Each of us has something that triggers frustration and sometimes anger. Our anger can lead us to misdirect energy down an emotional sinkhole. This is not a post about emotional suppression, though; it’s more about becoming more aware of how we use our energy. My challenge right now is my son Jonathan. But think about your own frustration challenge as you read this.
I have been blessed with a child with a highly willful temperament. He wants to do things his own way, in his own time. Well, don’t we all?
I find myself frustrated when he doesn’t want to do what I want him to do, like brush his teeth or clear his plate. The parenting books suggest logical consequences. What? Like letting cavities take over?! Think of the dental bills!! Or, maybe he should pay the dental bills…
But, the key here is to take my attention of off of him and focus on the question, “Why do I get mad about this?” I have a young child, who needs guidance and connection, when I am seething in frustration I can’t offer either guidance or connection.”
And, not only “Why do I get mad,” but, also, “What can I do to stay in a friendly and resourceful mood?” Now I have shifted from what to do about him and his disobedience to me and my mood management.

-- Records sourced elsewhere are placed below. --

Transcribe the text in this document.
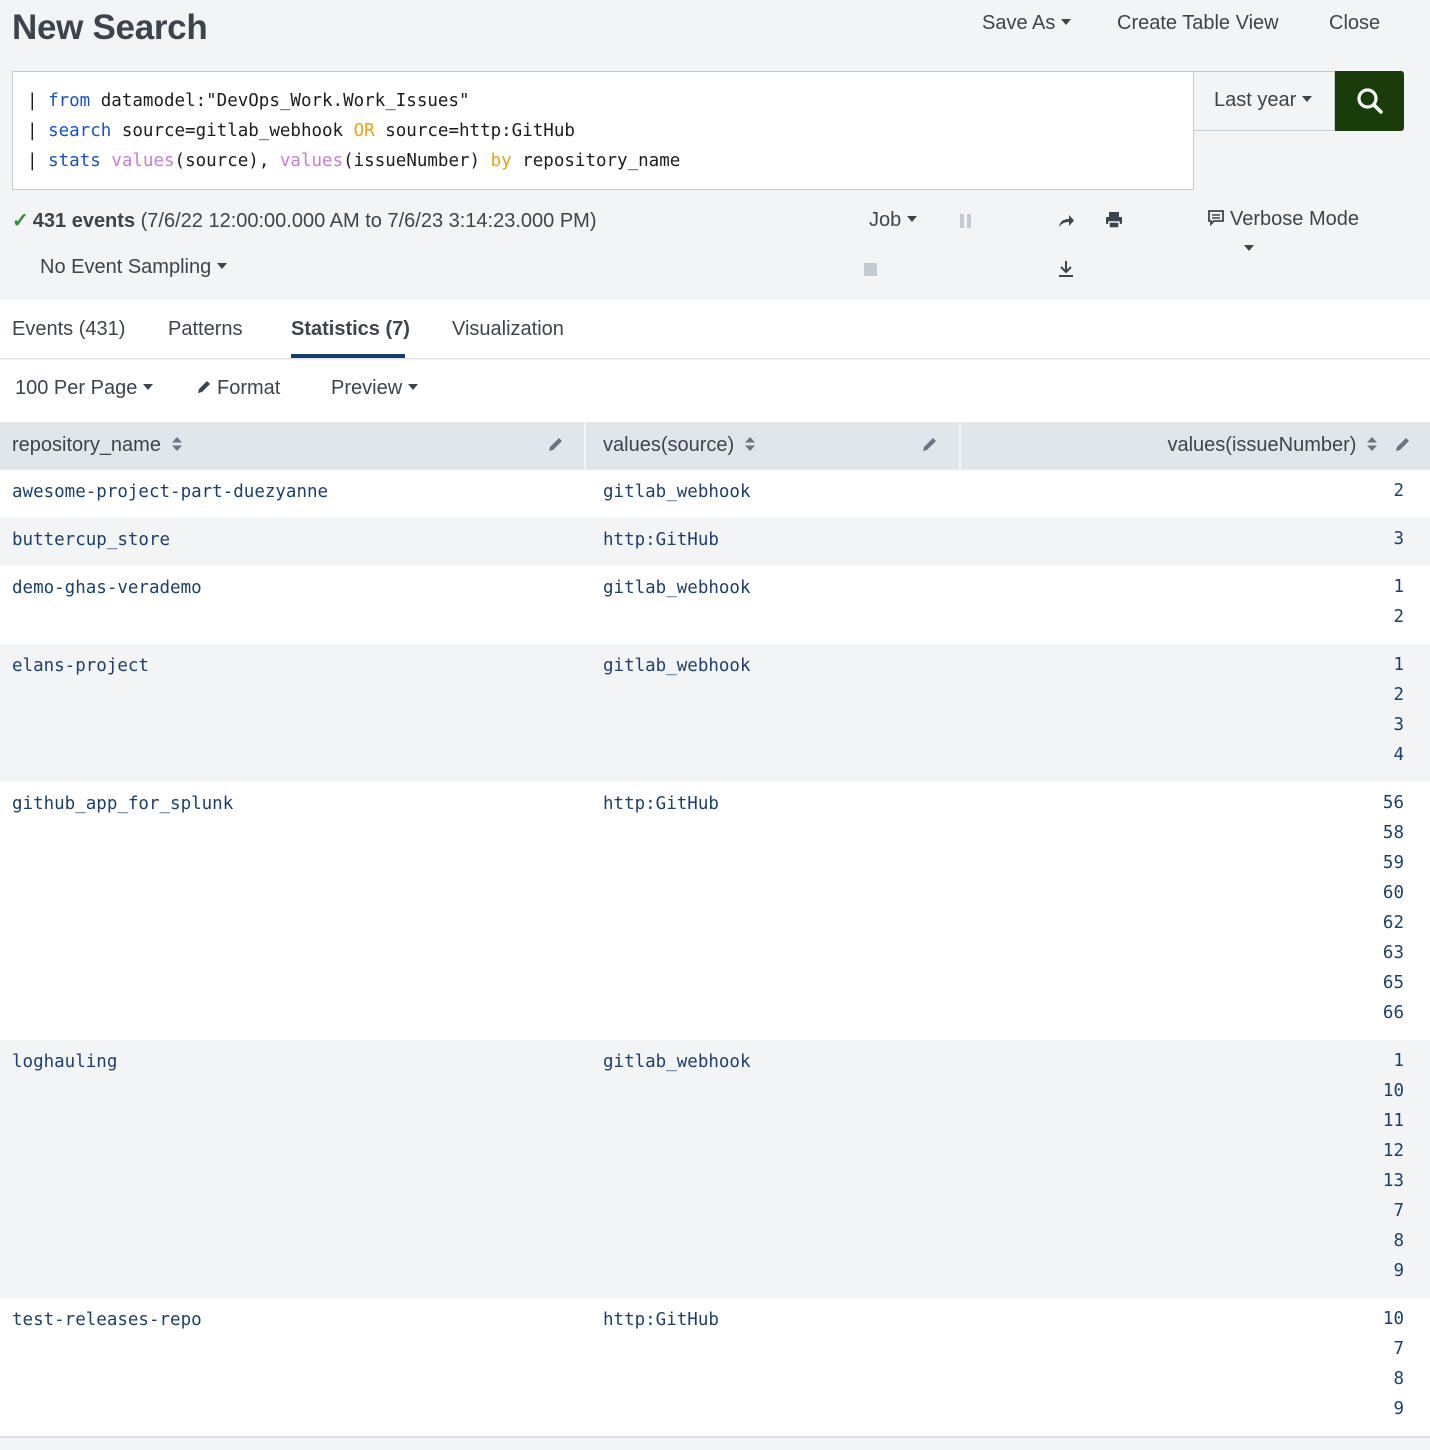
New Search	Save As	Create Table View	Close
| from datamodel:"DevOps_Work.Work_Issues"
| search source=gitlab_webhook OR source=http:GitHub
| stats values(source), values(issueNumber) by repository_name
Last year
✓ 431 events (7/6/22 12:00:00.000 AM to 7/6/23 3:14:23.000 PM)	Job	Verbose Mode
No Event Sampling
Events (431) Patterns Statistics (7) Visualization
100 Per Page	Format	Preview
repository_name	values(source)	values(issueNumber)
awesome-project-part-duezyanne	gitlab_webhook	2
buttercup_store	http:GitHub	3
demo-ghas-verademo	gitlab_webhook	1
2
elans-project	gitlab_webhook	1
2
3
4
github_app_for_splunk	http:GitHub	56
58
59
60
62
63
65
66
loghauling	gitlab_webhook	1
10
11
12
13
7
8
9
test-releases-repo	http:GitHub	10
7
8
9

This is powerful and helpful. I can’t control him, but maybe I can relate to my own temper differently.
Staying in a friendlier mood keeps my body quieter. I don’t pump as much adrenaline into my system, and I can stay focused on what really matters to me, instead of ranting about what is bothering me.
What have I learned so far about how to cultivate a more positive response to my frustration and stay friendlier?
1. Remind myself of my gratitude for him. I’m crazy about this kid.
2. Remind myself that learning to stay friendlier is a good next step for me in many ways. I need to be in a friendlier mood with my self and my husband as well.
3. Give him the benefit of the doubt. As I learned more about this willful type of child, I find out that temperament is God given – or, a more secular way of putting it, he was born this way. His temperament is a gift, it comes with persistence, self-reliance, insatiable curiosity and a fantastic sense of humor.
4. Don’t blow things out of proportion – he has not had a cavity in his first nine years, so – so far so good.
5. Following that, focus even harder on what is going right than what is going wrong. Actively nourish myself with observations of what is great about him rather than reacting so strongly to his perceived deficits.
6. It’s worth asking why I am flaring up. Right now, I perceive a threat to my sense of self-worth (I’m a failing parent with an uppity kid.) But I can reframe that by saying he has a strong temperament, and I can learn how to foster his strengths and temper his deficits.
7. Note the cost to myself. It’s hard to be creative, resourceful and energetic when I am mucking around in my flailing anger.
As I get friendlier, to myself and him, I find myself feeling more energized, resourceful and happier. As I am happier I can get back to what I really want to be doing: creating a great home environment for my family and doing great work.
And, yes, I can actually get back to work.